Die Gewerkschaftsführungen in den USA waren nicht ganz unschuldig am Sieg Trumps. Jetzt 
setzen einige auf Kooperation und andere auf Konfrontation. ---- Die amerikanischen 
Gewerkschaften verlieren an Bedeutung: Von dem Organisationsgrad von 35% in den 50er 
Jahren sind heute noch knapp über 10% übrig. Dennoch nahmen sie nicht nur Anteil, sondern 
auch Einfluss auf die Präsidentschaftswahlen in den USA. Das zeigten unter anderen die 
Veröffentlichungen von Clintons Emails auf Wikileaks. So bot sich die ---- Trump Tower in 
Chicago ---- Präsidentin der American Federation of Teachers (AFT) an, gegen den linken 
Konkurrenten Hillary Clintons, Bernie Sanders und die ihn unterstützenden Gewerkschaften 
als "attack dog"(Kampfhund) zu fungieren. Der Sozialdemokrat Sanders, der der Black Lives 
Matters Bewegung sowie der 15 $ Mindestlohn Bewegung nahe steht, verlor die Vorwahlen der 
Demokraten gegen Clinton.

Aufs falsche Pferd gesetzt

Die meisten Gewerkschaftsführungen hatten gerade gegen den rechten Demagogen Donald Trump 
auf Stärkung des liberale Zentrums gesetzt, statt konsequent auf die Klasseninteressen 
ihrer Mitglieder. Doch dieses Kalkül ging nicht auf. Auch im Umfeld der Gewerkschaften 
wendeten sich die Leute ab. Während 2012 noch 58% der WählerInnen in 
Gewerkschaftshaushalten für Barack Obama stimmten, fielen 2016 aus der selben Wählergruppe 
nur noch 51% auf die demokratische Kandidatin. Enttäuschung darüber, nicht Sanders wählen 
zu können, allgemeines Misstrauen gegenüber Clinton als Teil des "Establishments" oder 
Trumps leere Versprechungen Jobs zu schaffen, wo in den letzten 20 Jahren die Industrie 
massiv abgebaut wurde: Was die Leute im Einzelnen zu ihrer Wahlentscheidung motivierte 
bleibt offen. Am 8. November gewann Trump im Vergleich zu seinem republikanischen 
Vorgänger auch massiv Stimmen aus den Reihen der weißen Arbeiterklasse.
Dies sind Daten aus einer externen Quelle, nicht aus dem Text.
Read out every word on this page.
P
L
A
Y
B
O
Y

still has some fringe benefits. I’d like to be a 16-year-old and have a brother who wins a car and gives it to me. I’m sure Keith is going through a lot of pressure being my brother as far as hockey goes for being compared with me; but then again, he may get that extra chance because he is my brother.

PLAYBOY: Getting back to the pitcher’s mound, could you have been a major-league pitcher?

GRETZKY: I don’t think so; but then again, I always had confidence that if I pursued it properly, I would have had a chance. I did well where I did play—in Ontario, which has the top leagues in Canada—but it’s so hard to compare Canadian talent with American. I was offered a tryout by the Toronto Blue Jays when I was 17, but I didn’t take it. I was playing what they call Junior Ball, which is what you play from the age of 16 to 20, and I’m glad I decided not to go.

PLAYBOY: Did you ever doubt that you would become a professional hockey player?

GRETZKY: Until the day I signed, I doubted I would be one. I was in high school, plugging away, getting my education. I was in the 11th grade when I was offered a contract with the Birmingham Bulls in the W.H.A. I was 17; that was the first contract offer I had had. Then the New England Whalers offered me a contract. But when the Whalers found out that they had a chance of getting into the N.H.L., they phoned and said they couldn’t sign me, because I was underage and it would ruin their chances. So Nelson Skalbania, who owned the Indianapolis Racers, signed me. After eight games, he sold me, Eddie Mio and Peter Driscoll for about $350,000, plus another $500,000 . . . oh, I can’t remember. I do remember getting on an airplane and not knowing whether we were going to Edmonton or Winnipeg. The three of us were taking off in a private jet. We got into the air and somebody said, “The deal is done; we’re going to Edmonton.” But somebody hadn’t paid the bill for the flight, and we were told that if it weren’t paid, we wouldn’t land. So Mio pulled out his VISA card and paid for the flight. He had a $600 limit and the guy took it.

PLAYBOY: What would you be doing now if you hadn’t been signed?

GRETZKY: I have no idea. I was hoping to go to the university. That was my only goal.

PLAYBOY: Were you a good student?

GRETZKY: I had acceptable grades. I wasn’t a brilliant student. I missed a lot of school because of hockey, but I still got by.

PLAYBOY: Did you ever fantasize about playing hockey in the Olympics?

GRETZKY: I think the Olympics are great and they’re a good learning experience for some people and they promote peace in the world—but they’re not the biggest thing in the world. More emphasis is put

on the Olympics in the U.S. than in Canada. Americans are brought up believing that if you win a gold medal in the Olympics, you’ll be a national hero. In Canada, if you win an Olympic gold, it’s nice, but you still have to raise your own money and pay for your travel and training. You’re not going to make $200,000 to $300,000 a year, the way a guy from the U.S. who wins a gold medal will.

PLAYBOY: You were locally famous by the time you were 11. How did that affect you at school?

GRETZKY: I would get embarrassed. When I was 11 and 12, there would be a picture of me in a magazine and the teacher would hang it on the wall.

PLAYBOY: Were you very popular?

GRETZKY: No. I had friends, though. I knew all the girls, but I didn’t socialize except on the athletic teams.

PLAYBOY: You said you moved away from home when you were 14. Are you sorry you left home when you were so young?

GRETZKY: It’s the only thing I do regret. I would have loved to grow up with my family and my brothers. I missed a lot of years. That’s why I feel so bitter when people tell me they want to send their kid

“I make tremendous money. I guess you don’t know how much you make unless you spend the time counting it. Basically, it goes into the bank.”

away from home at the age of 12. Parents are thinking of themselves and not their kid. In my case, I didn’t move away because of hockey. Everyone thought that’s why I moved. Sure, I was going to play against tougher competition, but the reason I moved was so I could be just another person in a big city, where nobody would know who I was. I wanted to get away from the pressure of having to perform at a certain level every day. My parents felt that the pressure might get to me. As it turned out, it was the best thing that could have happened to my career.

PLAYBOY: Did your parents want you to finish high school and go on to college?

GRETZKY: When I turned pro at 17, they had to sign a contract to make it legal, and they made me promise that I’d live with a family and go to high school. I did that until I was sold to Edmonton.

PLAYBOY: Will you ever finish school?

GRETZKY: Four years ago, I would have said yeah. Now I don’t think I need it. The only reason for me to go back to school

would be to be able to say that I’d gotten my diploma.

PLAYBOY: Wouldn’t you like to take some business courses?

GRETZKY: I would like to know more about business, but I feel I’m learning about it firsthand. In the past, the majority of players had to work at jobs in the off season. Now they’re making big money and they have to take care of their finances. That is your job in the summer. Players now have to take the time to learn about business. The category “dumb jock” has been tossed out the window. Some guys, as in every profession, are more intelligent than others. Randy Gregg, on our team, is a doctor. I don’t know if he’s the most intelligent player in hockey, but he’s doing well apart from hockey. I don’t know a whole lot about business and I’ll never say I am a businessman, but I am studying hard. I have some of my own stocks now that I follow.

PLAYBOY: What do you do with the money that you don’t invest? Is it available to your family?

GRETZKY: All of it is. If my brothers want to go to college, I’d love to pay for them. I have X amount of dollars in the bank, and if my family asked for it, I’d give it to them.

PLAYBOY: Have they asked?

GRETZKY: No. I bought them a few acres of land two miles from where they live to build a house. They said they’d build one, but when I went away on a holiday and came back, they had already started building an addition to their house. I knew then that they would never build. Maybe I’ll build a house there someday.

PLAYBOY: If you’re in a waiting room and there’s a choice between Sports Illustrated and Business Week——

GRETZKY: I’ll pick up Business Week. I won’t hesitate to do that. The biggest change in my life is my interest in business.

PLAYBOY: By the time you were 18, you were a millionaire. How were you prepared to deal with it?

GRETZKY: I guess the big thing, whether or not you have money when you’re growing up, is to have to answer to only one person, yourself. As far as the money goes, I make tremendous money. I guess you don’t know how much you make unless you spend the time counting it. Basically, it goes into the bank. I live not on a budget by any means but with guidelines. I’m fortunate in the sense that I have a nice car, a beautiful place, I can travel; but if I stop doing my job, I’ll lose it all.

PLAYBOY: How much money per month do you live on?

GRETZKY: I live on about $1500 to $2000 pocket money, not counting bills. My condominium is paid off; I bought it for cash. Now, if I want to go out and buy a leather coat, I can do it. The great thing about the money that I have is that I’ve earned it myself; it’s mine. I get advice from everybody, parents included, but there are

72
Wie geht es weiter mit einem amerikanischen Präsidenten der seine Menschenfeindlichkeit 
gar nicht versteckt, dem die Löhne in den USA zu hoch sind und der die Rechte von 
Gewerkschaften beschränken will? Der Chef des Gewerkschaftsverbandes American Federation 
of Labor (AFL-CIO), Richard Trumka, der zuvor auch Clinton unterstützte, bot Trump nun 
Zusammenarbeit gegen das Nordamerikanische Freihandelsabkommen NAFTA an,welches für den 
rigorosen Industrieabbau verantwortlich gemacht wird. Sanders tut es ihm gleich. Sie 
wollen Trump auf seine Versprechungen gegenüber der Arbeiterklasse festnageln. Dass sich 
der Kapitalist Trump dazu bewegen lässt, ist zu bezweifeln.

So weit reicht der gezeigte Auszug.